Cost recovery is the practice of establishing and collecting user fees for services, including regulatory activities. In the 1990s, Health Canada established user fees for regulatory activities related to human drugs and medical devices. Along with fees, public sources of funding also support these programs.
User fees are commonly charged across all levels of government for services such as access to federal parks. Also, other countries charge fees to industry for regulatory services, such as the evaluation of therapeutic products.
User fees were first established in 1995 for regulatory services related to human drugs, such as product evaluation. Following that, user fees for medical device activities began being charged in 1998. These fees were introduced to cover a portion of the costs of delivering core regulatory services. Along with fees, public funds also support these programs.
Since user fees were established in the 1990s, the costs of doing business have increased. Several factors have affected the way program activities are performed, including the growth and complexity of product submissions, increasing requirements for surveillance and compliance verification. Other countries charge fees for similar services and update their fees, but Canada was alone in not updating its fees to reflect growing costs.

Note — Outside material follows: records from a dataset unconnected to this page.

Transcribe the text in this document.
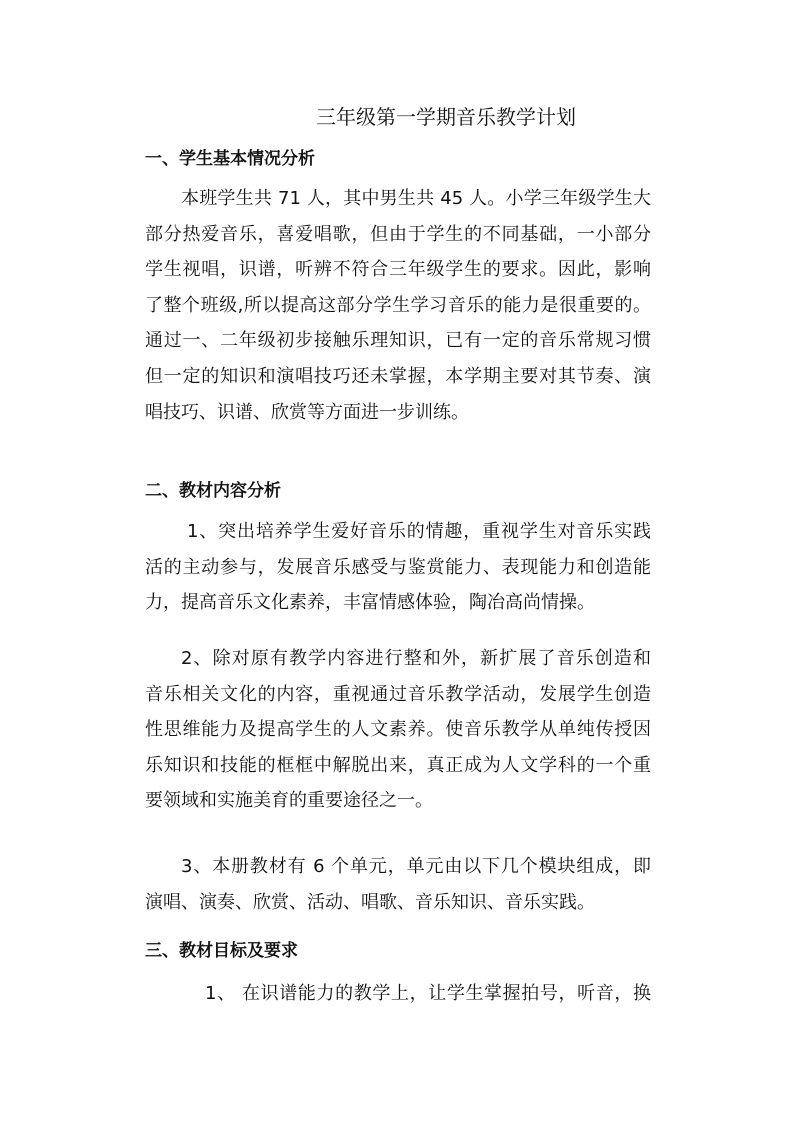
三年级第一学期音乐教学计划
一、学生基本情况分析
本班学生共 71 人，其中男生共 45 人。小学三年级学生大
部分热爱音乐，喜爱唱歌，但由于学生的不同基础，一小部分
学生视唱，识谱，听辨不符合三年级学生的要求。因此，影响
了整个班级,所以提高这部分学生学习音乐的能力是很重要的。
通过一、二年级初步接触乐理知识，已有一定的音乐常规习惯
但一定的知识和演唱技巧还未掌握，本学期主要对其节奏、演
唱技巧、识谱、欣赏等方面进一步训练。
二、教材内容分析
1、突出培养学生爱好音乐的情趣，重视学生对音乐实践
活的主动参与，发展音乐感受与鉴赏能力、表现能力和创造能
力，提高音乐文化素养，丰富情感体验，陶冶高尚情操。
2、除对原有教学内容进行整和外，新扩展了音乐创造和
音乐相关文化的内容，重视通过音乐教学活动，发展学生创造
性思维能力及提高学生的人文素养。使音乐教学从单纯传授因
乐知识和技能的框框中解脱出来，真正成为人文学科的一个重
要领域和实施美育的重要途径之一。
3、本册教材有 6 个单元，单元由以下几个模块组成，即
演唱、演奏、欣赏、活动、唱歌、音乐知识、音乐实践。
三、教材目标及要求
1、 在识谱能力的教学上，让学生掌握拍号，听音，换
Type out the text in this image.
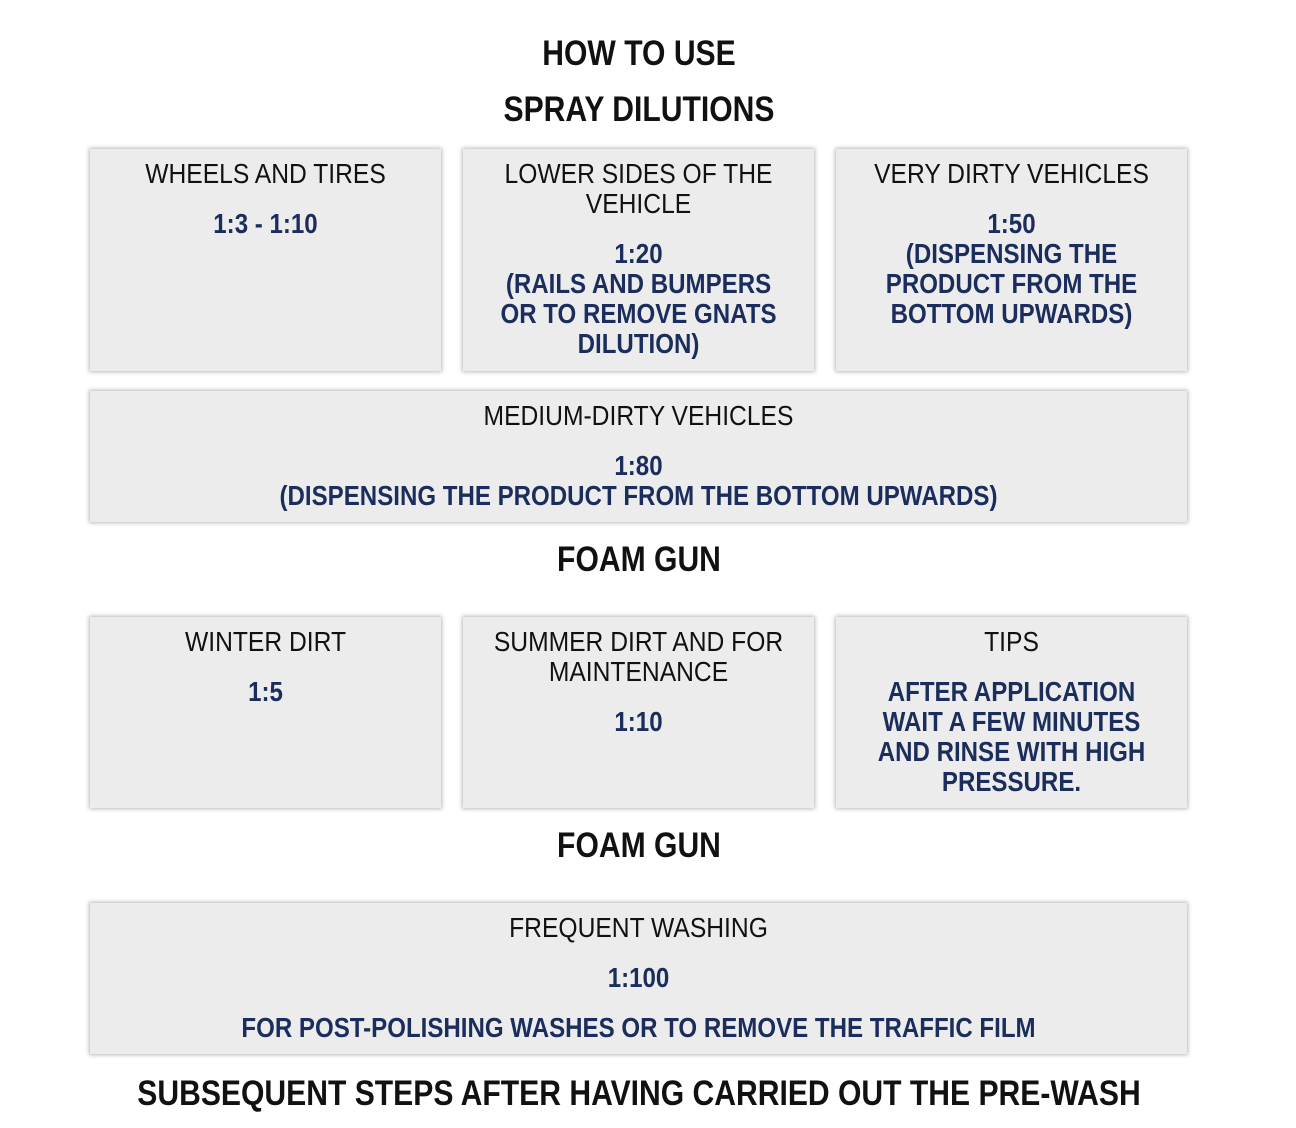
HOW TO USE
SPRAY DILUTIONS
WHEELS AND TIRES
1:3 - 1:10
LOWER SIDES OF THE VEHICLE
1:20
(RAILS AND BUMPERS OR TO REMOVE GNATS DILUTION)
VERY DIRTY VEHICLES
1:50
(DISPENSING THE PRODUCT FROM THE BOTTOM UPWARDS)
MEDIUM-DIRTY VEHICLES
1:80
(DISPENSING THE PRODUCT FROM THE BOTTOM UPWARDS)
FOAM GUN
WINTER DIRT
1:5
SUMMER DIRT AND FOR MAINTENANCE
1:10
TIPS
AFTER APPLICATION WAIT A FEW MINUTES AND RINSE WITH HIGH PRESSURE.
FOAM GUN
FREQUENT WASHING
1:100
FOR POST-POLISHING WASHES OR TO REMOVE THE TRAFFIC FILM
SUBSEQUENT STEPS AFTER HAVING CARRIED OUT THE PRE-WASH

Updated fees for human drug and medical device regulatory activities came into effect on April 1, 2011. These updates were required to provide stable funding for the delivery of important regulatory services for Canadians and the industry, such as product reviews, post-market surveillance, and inspections.
In 2004, the Health Products and Food Branch (HPFB) undertook a significant project to update its cost recovery framework. Consultations were undertaken with industry, health professionals, patients and consumers, and independent advisory panels reviewed complaints that had been raised. The culmination of this work has resulted in Health Canada's Proposal to Parliament for User Fees and Service Standards for Human Drugs and Medical Devices Programs. The proposal sets out updated fees, as well as fee mitigation measures and provision for an annual adjustment of fees.
On April 12, 2010, the Minister of Health tabled Health Canada's proposal in the House of Commons. The proposal was tabled in the Senate the following day.
In May 2010, the Senate Standing Committee on Social Affairs, Science and Technology reviewed the proposal. The Committee provided a report to the Senate indicating their support for the proposal with no observations or modifications. The Senate subsequently adopted the report of its committee, thereby concluding the Parliamentary review of Health Canada's proposal.
As user fees are set in regulations, any changes to update them were required to go through the Canada Gazette process. The regulatory proposal was published in Canada Gazette Part I for a 75-day consultation period, and in Canada Gazette Part II. The new fee regulations and updated fees came into effect on April 1, 2011.
The updated user fees apply to human drug (pharmaceutical and biologic) and medical device regulatory activities. It does not cover natural health products or veterinary drug products.
Health Canada's existing service standards for fee-related activities are well-established and internationally consistent. There are no changes to these standards. However, the costs of maintaining and meeting these standards have increased and fees have not been updated to reflect these costs. Updated fees will help support Health Canada's continued commitment to meet current standards.
Yes, updated user fees will contribute to more stable funding that will allow Health Canada to deliver its core regulatory services within its well-established and internationally consistent service standards.
The revised fees bring Canada in-line with other regulators of therapeutic products that have all kept their fees up-to-date.
Revenues from updated fees will cover 50 per cent of the costs of services in the first year of implementation, compared to the current situation where fees only cover about 25 per cent. This is more comparable to other countries that recover between 50 per cent to 100 per cent of their costs through user fees.
Fees are payable based on the service provided, regardless of a company's size. However, Health Canada recognizes that updated fees may have an impact on some companies, and as such, mitigation measures are included in the fee regulations to reduce the undesirable impacts of fees for qualifying companies.
Revenues generated by the updated fees will be reinvested into the specific activity for which the fees were paid. Such additional revenues will contribute to more stable funding for providing key regulatory services to Canadians and the industry, such as product reviews and post-market activities. The additional revenues will also assist in conducting scientific assessments within internationally comparable service standards.
Revenues from updated fees will support key regulatory activities undertaken by Health Canada, including timely reviews of drugs and medical devices that benefit Canadians, and surveillance of the safety and quality of drugs and devices currently on the market.
The additional funds will better position Health Canada to conduct regulatory activities within established standards, and help ensure the availability of drugs and medical devices to Canadians.
The updated fees for human drug and medical device regulatory activities were implemented on April 1, 2011.